Fort Saskatchewan — A Calgary company is developing new technology to clean heavy oil that could vastly reduce the cost and emissions involved in producing Alberta bitumen.
“We take the dirty out of dirty oil,” Field Upgrading Ltd. president Neil Camarta said Wednesday during a tour of his firm’s Fort Saskatchewan 10-barrel-a-day pilot plant.
The facility, which opened last December, cleans feedstock by mixing it in a tank with molten sodium, which reacts with the sulphur, heavy metals and acids, and removes them.
One key innovation is the system of recovering and recycling the elemental sodium, which is only supplied by a few companies in the world, by passing material through electrified ceramic plates.
The process has no direct emissions of sulphur or nitrogen oxide, two serious forms of air pollution — some may be produced generating the electricity — and about half the greenhouse gases of conventional upgrading.
It’s also less expensive. Building a 10,000 barrel-a-day plant would cost about $300 million, roughly half the budget for a conventional facility, and the $10-a-barrel operating cost is also half what it now takes to run such operations, Camarta said.
The main customer would be international ship companies, which burn about four million barrels a day of heavy oil that has a sulphur content thousands of times higher than regular gasoline.
The industry is under pressure to sharply reduce the amount of sulphur in marine fuel by 2020, and upgraded Alberta bitumen could be sent by rail car to coastal terminals and pumped directly into ships with no need to go through a refinery, Camarta said.
“Very low emissions, very simple process, low capital intensity, low operating cost, and this great market,” he said.
“It’s a great opportunity for us … This has a line of sight of taking Alberta bitumen that folks kind of worry about and clean it up and use it to clean up the planet, in a way.”
Field has spent $30 million on lab work, technology patents and building the pilot plant.

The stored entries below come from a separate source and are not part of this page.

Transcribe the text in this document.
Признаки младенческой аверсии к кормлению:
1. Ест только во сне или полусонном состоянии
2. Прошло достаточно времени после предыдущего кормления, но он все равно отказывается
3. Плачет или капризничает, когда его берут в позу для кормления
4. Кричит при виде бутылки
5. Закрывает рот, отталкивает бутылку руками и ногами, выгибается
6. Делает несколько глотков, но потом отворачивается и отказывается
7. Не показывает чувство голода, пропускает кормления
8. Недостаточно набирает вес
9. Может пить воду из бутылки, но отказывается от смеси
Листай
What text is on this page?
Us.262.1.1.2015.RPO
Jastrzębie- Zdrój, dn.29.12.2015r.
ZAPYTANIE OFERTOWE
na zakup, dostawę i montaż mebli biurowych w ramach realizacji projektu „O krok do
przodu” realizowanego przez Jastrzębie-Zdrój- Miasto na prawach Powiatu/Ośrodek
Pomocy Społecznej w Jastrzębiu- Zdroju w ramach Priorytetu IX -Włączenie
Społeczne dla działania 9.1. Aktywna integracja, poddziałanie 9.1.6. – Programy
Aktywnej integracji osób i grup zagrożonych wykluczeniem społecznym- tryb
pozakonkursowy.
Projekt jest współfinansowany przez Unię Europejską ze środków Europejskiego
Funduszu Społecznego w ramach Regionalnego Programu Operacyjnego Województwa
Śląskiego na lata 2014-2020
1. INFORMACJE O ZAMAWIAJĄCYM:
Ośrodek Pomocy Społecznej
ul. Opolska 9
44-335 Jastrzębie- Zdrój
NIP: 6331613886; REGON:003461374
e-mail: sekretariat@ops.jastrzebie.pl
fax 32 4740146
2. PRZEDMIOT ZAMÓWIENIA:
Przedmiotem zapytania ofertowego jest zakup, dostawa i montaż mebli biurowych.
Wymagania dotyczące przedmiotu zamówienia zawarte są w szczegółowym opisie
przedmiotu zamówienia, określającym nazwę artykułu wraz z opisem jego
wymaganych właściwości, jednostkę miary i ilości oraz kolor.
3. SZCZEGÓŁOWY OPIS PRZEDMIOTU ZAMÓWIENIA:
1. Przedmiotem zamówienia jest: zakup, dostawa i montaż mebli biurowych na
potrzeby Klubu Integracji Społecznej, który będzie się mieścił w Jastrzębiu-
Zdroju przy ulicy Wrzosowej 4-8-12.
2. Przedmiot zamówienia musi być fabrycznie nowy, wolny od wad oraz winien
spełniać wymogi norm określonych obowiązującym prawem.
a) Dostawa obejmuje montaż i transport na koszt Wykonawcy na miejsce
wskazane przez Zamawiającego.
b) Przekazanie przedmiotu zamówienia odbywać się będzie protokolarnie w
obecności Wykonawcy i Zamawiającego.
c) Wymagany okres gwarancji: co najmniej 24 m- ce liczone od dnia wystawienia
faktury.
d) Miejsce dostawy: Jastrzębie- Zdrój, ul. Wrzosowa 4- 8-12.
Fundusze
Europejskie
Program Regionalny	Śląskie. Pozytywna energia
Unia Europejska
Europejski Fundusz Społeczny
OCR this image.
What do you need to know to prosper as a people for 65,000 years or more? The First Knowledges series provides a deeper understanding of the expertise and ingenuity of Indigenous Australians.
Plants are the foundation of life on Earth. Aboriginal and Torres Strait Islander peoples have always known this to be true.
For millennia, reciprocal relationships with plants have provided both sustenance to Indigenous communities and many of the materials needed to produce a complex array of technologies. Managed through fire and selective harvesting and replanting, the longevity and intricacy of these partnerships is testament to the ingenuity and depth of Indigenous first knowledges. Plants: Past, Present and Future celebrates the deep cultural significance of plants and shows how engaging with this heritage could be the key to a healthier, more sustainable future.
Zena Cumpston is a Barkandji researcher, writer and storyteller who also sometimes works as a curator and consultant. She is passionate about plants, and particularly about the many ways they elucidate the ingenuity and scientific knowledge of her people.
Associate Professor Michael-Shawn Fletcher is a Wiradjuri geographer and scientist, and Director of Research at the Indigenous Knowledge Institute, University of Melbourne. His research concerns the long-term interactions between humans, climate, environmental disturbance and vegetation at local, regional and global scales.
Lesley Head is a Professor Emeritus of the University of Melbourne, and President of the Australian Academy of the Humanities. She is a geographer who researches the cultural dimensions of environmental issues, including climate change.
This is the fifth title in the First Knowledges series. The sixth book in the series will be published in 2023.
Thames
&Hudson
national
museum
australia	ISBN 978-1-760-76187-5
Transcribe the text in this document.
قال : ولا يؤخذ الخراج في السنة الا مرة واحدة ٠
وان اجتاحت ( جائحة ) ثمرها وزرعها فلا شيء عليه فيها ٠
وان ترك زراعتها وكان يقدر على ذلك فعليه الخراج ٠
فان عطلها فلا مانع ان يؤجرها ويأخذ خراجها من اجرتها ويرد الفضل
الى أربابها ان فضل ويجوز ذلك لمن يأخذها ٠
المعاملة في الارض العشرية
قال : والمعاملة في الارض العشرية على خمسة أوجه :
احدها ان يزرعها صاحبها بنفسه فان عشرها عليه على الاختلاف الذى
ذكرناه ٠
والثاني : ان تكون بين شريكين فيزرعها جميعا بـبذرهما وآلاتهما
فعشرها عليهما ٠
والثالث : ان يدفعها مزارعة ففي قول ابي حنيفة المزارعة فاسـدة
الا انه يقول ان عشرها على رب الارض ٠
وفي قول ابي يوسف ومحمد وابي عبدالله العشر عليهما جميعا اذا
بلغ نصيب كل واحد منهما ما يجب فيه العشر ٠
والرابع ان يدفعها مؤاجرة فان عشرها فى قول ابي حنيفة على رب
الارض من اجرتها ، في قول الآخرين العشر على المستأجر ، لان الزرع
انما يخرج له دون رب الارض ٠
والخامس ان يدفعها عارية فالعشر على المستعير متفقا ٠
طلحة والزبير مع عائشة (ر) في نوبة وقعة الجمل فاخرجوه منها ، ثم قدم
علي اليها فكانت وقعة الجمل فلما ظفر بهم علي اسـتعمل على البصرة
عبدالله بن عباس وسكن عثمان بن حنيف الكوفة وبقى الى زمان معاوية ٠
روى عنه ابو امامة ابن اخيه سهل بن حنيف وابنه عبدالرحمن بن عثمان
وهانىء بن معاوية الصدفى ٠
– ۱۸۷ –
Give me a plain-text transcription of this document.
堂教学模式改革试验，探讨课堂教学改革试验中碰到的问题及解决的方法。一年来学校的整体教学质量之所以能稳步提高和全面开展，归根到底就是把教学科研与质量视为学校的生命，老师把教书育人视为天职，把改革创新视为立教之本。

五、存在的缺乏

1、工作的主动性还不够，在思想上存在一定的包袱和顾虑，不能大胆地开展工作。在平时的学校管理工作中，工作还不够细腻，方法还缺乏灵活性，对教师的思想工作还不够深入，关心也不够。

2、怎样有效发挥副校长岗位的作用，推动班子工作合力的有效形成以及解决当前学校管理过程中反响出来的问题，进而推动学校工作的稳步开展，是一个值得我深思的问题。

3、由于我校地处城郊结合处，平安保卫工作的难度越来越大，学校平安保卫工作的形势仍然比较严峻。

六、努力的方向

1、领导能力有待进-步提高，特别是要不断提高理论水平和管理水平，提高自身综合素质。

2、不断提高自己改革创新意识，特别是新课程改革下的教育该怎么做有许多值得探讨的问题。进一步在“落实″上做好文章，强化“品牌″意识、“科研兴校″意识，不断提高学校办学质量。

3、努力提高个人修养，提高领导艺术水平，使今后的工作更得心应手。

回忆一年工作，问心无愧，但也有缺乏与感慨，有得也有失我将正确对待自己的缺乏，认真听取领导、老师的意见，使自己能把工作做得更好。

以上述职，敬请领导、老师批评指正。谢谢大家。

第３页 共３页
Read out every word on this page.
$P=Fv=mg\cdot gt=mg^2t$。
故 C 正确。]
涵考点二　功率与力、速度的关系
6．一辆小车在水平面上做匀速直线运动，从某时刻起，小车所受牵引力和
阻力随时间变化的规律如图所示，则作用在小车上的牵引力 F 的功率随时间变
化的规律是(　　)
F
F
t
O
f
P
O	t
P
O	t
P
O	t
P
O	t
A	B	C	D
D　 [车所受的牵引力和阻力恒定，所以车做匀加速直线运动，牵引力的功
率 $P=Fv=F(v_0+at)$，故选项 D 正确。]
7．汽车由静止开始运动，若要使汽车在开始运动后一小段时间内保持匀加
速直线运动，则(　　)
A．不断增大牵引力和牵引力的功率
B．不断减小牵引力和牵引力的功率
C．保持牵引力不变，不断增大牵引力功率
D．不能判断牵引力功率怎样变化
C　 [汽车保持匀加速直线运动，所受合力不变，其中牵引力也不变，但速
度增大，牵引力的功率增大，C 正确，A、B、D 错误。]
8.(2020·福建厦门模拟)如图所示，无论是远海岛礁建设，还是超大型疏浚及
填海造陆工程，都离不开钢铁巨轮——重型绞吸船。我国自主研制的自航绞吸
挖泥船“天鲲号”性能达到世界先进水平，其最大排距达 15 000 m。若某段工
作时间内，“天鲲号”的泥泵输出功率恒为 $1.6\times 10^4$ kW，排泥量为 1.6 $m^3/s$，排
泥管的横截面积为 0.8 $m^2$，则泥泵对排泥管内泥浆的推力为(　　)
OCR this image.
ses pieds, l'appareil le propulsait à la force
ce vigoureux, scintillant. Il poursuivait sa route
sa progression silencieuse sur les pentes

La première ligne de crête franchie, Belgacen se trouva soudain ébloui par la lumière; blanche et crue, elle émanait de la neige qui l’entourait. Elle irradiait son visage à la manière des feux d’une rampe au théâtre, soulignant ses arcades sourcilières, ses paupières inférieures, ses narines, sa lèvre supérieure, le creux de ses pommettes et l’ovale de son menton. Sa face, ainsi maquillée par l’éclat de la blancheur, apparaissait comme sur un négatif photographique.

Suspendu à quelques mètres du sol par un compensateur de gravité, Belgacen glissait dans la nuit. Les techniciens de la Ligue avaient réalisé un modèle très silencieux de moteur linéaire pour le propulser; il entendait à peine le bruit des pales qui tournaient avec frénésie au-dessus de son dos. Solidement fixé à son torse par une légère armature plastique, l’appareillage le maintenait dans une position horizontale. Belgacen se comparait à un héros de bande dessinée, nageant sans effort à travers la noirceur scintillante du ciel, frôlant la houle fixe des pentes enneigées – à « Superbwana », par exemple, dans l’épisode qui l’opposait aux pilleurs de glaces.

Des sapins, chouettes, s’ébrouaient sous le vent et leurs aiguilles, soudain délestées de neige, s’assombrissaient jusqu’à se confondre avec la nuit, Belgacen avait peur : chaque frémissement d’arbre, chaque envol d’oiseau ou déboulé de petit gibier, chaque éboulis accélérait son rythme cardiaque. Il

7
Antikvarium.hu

About half that money came from the federal and Alberta governments, while the private investors are mainly from Alberta.
The next step being planned is a 2,500 barrel-a-day demonstration refinery, likely in the Edmonton region, which could start construction next year and would cost about $75 million.
The equipment would rest on 10 skids, each four metres by four metres by 16 metres. Future commercial upgraders would be a multiple of this size so they could be set up easily.
“That building block is a good scale and allows us to roll out quickly, so we don’t have to build one big plant every five years.”
The test facility sits next to a pilot plant to produce hydrogen from various types of carbon set up in 2013 by Western Hydrogen, a company owned by Camarta and partner Guy Turcotte.
But the drastic drop in the price of natural gas — from which hydrogen is typically derived — means there’s little market for the product even though the technology works, and the pair have shifted their focus to the upgrader.
Camarta, a former senior executive with Shell, Petro-Canada and Suncor, and Turcotte, chairman of Field Upgrading, have long experience in the oil industry and know success is never guaranteed.
“In our game, you don’t want to bet on one horse,” Camarta said.
“It’s a risky business taking something that’s an idea in some Guy’s brain and commercializing it.”